Lewis nodded at Periz and the embassy dismounted, relinquishing their horses to dragoons and Espinoza’s lancers. They’d stay in the saddle as long as the enemy guards did so.
“I could hold Arete for you, personal like, Major,” Willis hissed hopefully. Lewis ignored him, and Willis reluctantly trailed past beribboned ropes and under the scalloped edge of the great enemy tent.
Lewis’s first good view of the interior took him aback. It was like an audience room in a canvas-sided palace, richly carpeted in pure, unlikely white. Gold was everywhere—lam
ps, braziers, even the frames of well-padded chairs flanking a tall-backed throne on the other side of a long, low table right in the center of the space. Twisted Dom crosses were everywhere, the closer to the throne, the more barbarously warped and entwined with what looked like spiky vines. Even the canvas walls were covered with Dom flags and beautifully woven tapestries, each seeming to tell a story of some kind, possibly the history of the Doms on this world? Lewis suspected Harkin was intrigued, greedily trying to decipher the scenes, but all his attention was focused on two of the seated enemy.

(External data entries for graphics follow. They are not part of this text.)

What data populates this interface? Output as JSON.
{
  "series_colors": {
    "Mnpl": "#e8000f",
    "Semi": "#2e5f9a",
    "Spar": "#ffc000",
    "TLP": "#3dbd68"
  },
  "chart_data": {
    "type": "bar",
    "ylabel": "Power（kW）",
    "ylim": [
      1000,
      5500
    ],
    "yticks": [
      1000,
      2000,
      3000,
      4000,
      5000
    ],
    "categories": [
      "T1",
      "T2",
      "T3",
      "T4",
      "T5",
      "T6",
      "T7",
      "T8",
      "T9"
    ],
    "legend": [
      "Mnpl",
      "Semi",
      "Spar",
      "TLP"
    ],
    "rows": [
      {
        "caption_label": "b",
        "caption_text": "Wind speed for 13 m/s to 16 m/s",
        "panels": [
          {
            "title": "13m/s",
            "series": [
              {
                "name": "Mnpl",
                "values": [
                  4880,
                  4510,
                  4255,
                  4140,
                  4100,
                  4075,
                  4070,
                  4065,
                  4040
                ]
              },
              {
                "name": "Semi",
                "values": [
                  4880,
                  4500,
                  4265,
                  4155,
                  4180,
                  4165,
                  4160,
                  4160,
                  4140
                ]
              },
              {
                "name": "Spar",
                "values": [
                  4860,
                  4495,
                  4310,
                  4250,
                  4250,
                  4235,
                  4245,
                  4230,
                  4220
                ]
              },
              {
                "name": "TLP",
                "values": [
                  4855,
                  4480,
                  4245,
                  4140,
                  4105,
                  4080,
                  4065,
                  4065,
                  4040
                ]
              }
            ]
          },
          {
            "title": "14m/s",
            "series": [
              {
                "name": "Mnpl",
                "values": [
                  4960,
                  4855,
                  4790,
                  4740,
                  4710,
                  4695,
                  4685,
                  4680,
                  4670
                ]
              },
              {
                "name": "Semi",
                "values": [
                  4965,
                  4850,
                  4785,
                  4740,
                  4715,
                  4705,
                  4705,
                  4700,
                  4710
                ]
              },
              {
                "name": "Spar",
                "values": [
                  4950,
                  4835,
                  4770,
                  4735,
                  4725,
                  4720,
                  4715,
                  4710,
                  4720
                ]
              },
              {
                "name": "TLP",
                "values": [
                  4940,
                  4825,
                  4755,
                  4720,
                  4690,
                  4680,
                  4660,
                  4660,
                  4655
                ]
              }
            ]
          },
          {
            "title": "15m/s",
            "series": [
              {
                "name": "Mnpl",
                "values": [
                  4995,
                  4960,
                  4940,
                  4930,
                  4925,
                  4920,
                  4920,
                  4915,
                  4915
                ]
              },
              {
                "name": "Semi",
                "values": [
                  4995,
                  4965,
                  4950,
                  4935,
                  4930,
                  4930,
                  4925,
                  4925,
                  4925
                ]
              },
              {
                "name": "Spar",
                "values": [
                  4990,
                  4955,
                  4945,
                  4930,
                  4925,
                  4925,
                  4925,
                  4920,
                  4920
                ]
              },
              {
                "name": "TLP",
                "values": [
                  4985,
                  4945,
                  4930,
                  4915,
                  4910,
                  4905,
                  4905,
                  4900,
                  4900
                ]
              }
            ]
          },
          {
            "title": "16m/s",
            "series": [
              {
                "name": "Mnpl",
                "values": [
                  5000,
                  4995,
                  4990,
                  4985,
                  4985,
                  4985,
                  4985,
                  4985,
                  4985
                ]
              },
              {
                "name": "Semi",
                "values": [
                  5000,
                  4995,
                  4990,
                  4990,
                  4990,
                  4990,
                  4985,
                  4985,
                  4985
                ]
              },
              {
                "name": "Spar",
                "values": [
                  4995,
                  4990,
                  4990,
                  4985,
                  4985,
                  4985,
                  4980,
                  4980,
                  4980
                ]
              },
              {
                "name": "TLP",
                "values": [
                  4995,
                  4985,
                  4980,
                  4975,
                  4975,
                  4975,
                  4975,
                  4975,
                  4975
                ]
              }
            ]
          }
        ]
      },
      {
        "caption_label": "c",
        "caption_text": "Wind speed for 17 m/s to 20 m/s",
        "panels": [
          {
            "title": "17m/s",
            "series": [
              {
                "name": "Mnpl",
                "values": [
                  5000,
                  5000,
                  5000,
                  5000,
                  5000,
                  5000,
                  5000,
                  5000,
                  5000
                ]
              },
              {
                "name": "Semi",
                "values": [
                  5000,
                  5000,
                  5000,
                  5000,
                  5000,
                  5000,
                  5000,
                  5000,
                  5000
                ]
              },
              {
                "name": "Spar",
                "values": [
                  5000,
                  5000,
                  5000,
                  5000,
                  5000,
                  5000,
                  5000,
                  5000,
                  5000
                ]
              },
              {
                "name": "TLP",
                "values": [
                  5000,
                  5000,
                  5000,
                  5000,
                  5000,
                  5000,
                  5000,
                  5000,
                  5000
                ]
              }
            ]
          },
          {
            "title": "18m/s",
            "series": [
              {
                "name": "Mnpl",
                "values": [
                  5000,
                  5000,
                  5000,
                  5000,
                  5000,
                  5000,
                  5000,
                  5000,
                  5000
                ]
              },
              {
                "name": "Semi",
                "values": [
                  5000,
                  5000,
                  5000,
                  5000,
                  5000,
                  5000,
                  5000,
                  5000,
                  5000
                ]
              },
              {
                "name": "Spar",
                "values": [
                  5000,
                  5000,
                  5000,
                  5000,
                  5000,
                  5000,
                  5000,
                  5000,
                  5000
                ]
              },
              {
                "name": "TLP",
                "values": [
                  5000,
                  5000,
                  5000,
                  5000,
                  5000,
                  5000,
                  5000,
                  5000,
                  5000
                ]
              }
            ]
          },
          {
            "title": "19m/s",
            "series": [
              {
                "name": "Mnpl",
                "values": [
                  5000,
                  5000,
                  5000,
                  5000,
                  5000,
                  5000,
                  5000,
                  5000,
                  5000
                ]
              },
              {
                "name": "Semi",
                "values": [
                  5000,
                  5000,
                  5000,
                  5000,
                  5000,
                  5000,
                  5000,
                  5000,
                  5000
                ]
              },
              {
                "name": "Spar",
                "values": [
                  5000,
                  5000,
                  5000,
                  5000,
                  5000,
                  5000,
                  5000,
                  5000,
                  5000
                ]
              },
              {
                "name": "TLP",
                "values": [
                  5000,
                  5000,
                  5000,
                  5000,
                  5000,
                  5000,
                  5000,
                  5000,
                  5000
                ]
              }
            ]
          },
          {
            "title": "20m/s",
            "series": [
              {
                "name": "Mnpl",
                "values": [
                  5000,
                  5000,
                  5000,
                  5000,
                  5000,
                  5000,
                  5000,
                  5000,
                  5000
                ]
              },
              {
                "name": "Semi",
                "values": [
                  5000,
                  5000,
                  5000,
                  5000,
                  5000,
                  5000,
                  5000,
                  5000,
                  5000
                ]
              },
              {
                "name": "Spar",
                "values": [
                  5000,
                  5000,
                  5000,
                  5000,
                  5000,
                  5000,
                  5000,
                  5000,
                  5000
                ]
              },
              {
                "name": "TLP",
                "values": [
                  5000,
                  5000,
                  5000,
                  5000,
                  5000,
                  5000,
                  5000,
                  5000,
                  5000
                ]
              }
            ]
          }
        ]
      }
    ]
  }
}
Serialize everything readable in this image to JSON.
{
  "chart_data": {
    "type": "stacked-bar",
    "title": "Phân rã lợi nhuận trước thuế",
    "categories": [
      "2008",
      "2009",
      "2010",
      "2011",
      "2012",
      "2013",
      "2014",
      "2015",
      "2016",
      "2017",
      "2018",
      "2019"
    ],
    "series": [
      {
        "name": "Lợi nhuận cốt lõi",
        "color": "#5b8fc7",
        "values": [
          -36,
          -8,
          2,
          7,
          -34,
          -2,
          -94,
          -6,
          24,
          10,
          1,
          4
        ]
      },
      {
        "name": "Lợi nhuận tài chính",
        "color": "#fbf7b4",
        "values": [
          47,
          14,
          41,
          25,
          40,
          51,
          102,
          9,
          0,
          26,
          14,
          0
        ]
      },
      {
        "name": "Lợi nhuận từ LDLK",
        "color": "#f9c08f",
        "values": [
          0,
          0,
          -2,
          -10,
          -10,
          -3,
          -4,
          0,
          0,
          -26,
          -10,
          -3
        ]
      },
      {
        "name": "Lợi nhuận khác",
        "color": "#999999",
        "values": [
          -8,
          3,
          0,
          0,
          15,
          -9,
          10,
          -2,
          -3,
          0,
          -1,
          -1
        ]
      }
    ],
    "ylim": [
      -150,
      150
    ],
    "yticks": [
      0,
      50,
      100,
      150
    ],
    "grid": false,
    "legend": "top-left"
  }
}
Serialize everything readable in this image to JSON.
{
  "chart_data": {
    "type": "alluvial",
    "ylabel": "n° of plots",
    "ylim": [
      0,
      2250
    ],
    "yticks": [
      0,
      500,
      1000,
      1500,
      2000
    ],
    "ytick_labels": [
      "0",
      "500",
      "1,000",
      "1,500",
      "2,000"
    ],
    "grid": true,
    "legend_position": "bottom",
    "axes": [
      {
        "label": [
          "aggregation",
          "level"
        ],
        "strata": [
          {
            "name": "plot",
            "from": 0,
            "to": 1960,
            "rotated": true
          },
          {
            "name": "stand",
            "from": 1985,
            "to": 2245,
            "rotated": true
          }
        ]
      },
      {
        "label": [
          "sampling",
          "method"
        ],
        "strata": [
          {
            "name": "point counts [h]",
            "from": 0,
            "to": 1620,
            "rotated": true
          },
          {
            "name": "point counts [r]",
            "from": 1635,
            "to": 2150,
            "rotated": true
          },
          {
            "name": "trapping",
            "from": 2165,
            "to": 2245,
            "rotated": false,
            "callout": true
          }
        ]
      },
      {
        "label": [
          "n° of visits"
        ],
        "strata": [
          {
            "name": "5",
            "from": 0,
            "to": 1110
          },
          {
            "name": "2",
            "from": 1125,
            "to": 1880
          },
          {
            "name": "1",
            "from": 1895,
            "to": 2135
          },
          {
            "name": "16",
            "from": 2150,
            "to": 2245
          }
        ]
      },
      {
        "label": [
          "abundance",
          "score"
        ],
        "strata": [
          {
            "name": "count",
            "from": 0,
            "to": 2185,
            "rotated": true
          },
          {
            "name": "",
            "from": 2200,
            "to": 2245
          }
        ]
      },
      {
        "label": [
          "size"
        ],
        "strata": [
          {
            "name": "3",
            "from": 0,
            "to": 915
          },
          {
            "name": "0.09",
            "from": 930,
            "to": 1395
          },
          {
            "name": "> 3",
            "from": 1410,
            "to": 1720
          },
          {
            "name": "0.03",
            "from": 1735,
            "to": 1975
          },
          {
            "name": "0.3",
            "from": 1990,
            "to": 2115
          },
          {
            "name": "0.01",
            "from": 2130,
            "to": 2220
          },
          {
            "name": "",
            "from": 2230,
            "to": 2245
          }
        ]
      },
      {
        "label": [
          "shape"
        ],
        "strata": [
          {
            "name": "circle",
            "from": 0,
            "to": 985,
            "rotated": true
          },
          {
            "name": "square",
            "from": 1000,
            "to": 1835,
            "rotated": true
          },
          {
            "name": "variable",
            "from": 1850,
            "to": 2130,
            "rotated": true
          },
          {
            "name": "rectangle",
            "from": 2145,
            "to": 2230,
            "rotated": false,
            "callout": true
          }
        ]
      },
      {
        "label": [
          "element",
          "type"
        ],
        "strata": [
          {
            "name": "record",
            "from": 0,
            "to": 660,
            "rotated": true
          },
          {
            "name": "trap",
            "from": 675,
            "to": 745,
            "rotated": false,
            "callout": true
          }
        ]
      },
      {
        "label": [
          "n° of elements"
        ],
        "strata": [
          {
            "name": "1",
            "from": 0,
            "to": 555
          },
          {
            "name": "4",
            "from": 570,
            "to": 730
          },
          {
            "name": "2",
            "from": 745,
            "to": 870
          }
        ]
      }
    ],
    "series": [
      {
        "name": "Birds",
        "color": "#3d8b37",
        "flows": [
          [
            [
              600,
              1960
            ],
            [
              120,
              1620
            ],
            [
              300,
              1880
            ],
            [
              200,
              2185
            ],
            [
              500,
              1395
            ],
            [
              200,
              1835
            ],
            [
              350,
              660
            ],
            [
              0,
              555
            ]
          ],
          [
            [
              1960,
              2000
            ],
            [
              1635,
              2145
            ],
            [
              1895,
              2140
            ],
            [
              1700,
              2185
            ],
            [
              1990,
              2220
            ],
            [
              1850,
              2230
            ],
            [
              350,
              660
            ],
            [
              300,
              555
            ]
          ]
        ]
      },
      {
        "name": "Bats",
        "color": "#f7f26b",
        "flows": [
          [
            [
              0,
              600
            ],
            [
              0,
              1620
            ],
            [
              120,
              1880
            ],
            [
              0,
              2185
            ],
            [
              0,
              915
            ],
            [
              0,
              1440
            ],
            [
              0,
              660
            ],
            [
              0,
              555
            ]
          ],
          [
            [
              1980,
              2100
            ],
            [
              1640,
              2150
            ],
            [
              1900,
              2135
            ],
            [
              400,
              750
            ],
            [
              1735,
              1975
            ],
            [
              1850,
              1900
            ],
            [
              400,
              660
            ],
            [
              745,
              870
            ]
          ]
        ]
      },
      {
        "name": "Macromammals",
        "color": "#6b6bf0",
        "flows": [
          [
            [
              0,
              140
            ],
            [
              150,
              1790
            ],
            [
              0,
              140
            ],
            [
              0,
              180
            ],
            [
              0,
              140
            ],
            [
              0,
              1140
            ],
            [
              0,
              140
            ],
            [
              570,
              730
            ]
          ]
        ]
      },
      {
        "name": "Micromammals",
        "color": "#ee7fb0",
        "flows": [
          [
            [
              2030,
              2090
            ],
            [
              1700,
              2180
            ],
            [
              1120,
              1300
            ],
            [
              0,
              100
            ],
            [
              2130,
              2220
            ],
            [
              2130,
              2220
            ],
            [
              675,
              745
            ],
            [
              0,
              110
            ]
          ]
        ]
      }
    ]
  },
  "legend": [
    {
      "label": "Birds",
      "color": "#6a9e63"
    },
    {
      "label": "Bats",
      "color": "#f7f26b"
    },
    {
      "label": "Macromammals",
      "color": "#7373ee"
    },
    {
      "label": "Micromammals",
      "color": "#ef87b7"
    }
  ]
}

The first was a short, solid, dark-faced soldier, dressed in a yellow-and-black uniform adorned with more gold lace than it seemed it could bear. Large black eyes under heavy brows returned Lewis’s scrutiny. The second was a tall, almost gangly man somewhat reclined on the throne. He wore a red robe like those around him, but the material was finer than all but those sitting closest. The cuffs and facings were heavily embroidered in gold thread reminiscent of the vines on the crosses and a wide-brimmed galero as white as the rug except for red tassels hanging from the brim like dripping blood topped a sharp, narrow face, made even longer and more severe by a lengthy, pointed beard. The eyes behind the tassels looked as big and black and remorseless as a shark’s.
The English-speaking Blood Priest’s eyes went wide at the sight of Varaa. “The animals you leave!” he snarled.
Lewis stopped, putting a hand on Periz. “Warmaster Varaa-Choon’s forces are part of our army. If you want to speak to us, you’ll speak to her as well. Without perfect understanding by us all, this meeting is a farce, and we’ll only meet again on the battlefield.”
“Hold you tongue!” the Blood Priest practically squeaked in outrage. “You is in the presence of His Holiness, Don Frutos del Gran Vale, Blood Cardinal to His Supreme Holiness, Messiah of Mexico and Emperor of the World! Only he will speak. You obey!”